PhRMA launches new Expanded Access principles
Pharmaceutical Research and Manufacturers of America (PhRMA) has formally introduced new Expanded Access principles to assist companies in evaluating whether to voluntarily grant patients access to an investigational treatment. Originally introduced to its members last December for review and discussion, PhRMA’s newly implemented Expanded Access principles were recently adopted with commitments from each member.
The rapid growth in compassionate care and the growing influence of patient communities has led PhRMA and the Biotechnology Industry Organization (BIO) to separately increase patient advocacy by establishing standards when member companies should consider granting expanded access to their investigational products.

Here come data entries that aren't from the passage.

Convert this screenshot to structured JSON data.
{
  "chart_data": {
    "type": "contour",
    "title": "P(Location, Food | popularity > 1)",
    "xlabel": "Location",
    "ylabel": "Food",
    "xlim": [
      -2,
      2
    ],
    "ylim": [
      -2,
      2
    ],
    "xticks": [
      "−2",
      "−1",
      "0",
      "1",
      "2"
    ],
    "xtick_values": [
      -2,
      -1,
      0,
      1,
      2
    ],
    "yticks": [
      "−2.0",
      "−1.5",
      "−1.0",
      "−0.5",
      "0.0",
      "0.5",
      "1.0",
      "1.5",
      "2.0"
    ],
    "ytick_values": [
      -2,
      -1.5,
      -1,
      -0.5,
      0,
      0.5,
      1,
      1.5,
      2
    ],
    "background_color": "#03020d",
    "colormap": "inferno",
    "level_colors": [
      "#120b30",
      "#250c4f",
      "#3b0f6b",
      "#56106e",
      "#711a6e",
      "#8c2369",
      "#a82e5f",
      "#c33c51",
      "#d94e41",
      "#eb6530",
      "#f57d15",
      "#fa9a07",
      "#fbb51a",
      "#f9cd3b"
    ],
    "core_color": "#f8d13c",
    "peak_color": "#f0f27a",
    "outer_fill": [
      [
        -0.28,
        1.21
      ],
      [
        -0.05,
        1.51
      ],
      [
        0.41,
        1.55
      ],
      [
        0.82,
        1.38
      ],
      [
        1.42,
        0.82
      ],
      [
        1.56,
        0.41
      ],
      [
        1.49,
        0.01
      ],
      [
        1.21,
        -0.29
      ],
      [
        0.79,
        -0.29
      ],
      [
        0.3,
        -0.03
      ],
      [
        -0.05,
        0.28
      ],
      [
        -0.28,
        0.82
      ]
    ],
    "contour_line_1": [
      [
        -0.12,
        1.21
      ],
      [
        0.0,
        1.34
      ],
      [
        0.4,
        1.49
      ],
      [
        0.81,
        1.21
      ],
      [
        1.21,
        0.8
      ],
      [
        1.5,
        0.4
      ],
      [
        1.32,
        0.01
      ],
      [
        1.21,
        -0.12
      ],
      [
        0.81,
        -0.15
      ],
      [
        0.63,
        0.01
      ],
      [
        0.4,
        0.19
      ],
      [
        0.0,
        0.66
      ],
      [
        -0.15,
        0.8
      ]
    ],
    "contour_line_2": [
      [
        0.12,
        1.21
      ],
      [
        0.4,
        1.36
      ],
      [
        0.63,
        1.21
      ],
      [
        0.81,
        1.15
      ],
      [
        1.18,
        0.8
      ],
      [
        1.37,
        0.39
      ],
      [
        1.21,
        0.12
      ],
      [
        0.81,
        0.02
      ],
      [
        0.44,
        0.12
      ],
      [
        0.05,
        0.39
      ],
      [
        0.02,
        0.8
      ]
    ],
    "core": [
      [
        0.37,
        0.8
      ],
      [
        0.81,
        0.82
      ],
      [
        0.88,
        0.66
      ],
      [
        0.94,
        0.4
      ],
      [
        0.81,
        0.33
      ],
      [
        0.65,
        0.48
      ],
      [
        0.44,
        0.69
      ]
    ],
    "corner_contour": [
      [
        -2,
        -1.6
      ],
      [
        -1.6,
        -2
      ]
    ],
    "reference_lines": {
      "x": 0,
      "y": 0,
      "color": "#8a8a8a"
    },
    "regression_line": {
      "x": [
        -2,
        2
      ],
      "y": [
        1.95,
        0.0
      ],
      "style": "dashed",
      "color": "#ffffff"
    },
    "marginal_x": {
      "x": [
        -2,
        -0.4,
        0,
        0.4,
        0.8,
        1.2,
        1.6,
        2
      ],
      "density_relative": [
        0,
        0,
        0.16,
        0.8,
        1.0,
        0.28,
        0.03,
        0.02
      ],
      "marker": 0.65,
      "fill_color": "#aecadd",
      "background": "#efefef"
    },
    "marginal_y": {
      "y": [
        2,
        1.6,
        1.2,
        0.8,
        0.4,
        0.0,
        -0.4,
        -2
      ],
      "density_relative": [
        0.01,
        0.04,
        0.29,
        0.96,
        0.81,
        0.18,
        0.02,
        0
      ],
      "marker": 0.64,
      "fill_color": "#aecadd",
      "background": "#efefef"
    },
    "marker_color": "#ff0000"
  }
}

In 2014, the FDA saw a 92% increase in “compassionate use” from its expanded access program—the largest jump since 2010. The agency approved 1,873 emergency access requests and rejected only nine applications, according to data compiled by the Regulatory Affairs Professional Society. PhRMA’s release of new principles also is in part a response to the recently established Right to Try laws now accepted in 20 states with another 20 states pending. Although expanded access programs receive approval from the FDA and an institutional review board, under the Right to Try laws, patients and their providers are not required to obtain these approvals.
PhRMA lists a series of considerations for its member companies to follow when providing patients with access to an unapproved investigational drug outside of a clinical trial. The principles include:
- the illness must be serious or life threatening;
- the unapproved investigational drug should be active in clinical development (in mid-to-late stage trials);
- having sufficient robust preliminary safety and efficacy data;
- significant dosing information to determine that the preliminary benefit-risk balance is positive for the specific indication for which the compassionate use request was made; and
- whether the expanded access program could compromise the conduct of clinical trials needed to obtain regulatory approval.
The FDA has its own regulatory pathway for accommodating patient requests to gain access to investigational drugs under compassionate use. The FDA governs the requests from patients and their physicians. However, under federal regulations, no company is required to grant access to its investigational products, as expanded access can be costly, dangerous to patients, can compromise research integrity and can potentially delay or harm drug approval. Granting expanded access is voluntary, at the discretion of each manufacturer.
“These are essentially industry voluntary commitments in a number of different areas related to clinical trials, clinical trial transparency and a new section for providing investigational drugs to patients in the expanded access program,” said Jeff Franker, PhRMA vice president and senior legal counsel. “We distinguish them from the FDA’s regulations on compassionate use programs as ours involve voluntary commitments by our companies and the FDA requirements provide a basic launching off point.”
“In addition to adopting standards, companies are trying to enhance transparency about these expanded access programs, so now when a patient with a serious or life threatening disease requests a drug before approval and wants to understand how to get it, the patient’s physician will have a central point of outreach at each company,” Franker added.
PhRMA has asked its member companies to establish a telephone or internet-based information source to facilitate communications about expanded access programs. Patients who are eligible for expanded access to an investigational drug outside of a clinical trial should know that geographic limitations alone would generally not be considered a barrier to participation in clinical trials.
The PhRMA principles also state that beyond granting access to an investigational drug through an expanded access program, there should be no delay, interference or compromise in the completion of clinical trials that are intended to support the drug’s FDA approval. The new PhRMA principles also outline ways companies can protect research participants and ensure objectivity in research.
“It is important for the patient’s physician and the medical staff at a biopharmaceutical company to discuss whether it provides the best possible treatment option for the patient before going through the FDA process,” wrote Bill Chin, M.D., PhRMA executive vice president, scientific and regulatory affairs, in a June 3 PhRMA blog posting. “Through these new principles, PhRMA affirms its commitment to working with all stakeholders to determine ways to help accelerate access to new medicines for the patients who most need them.”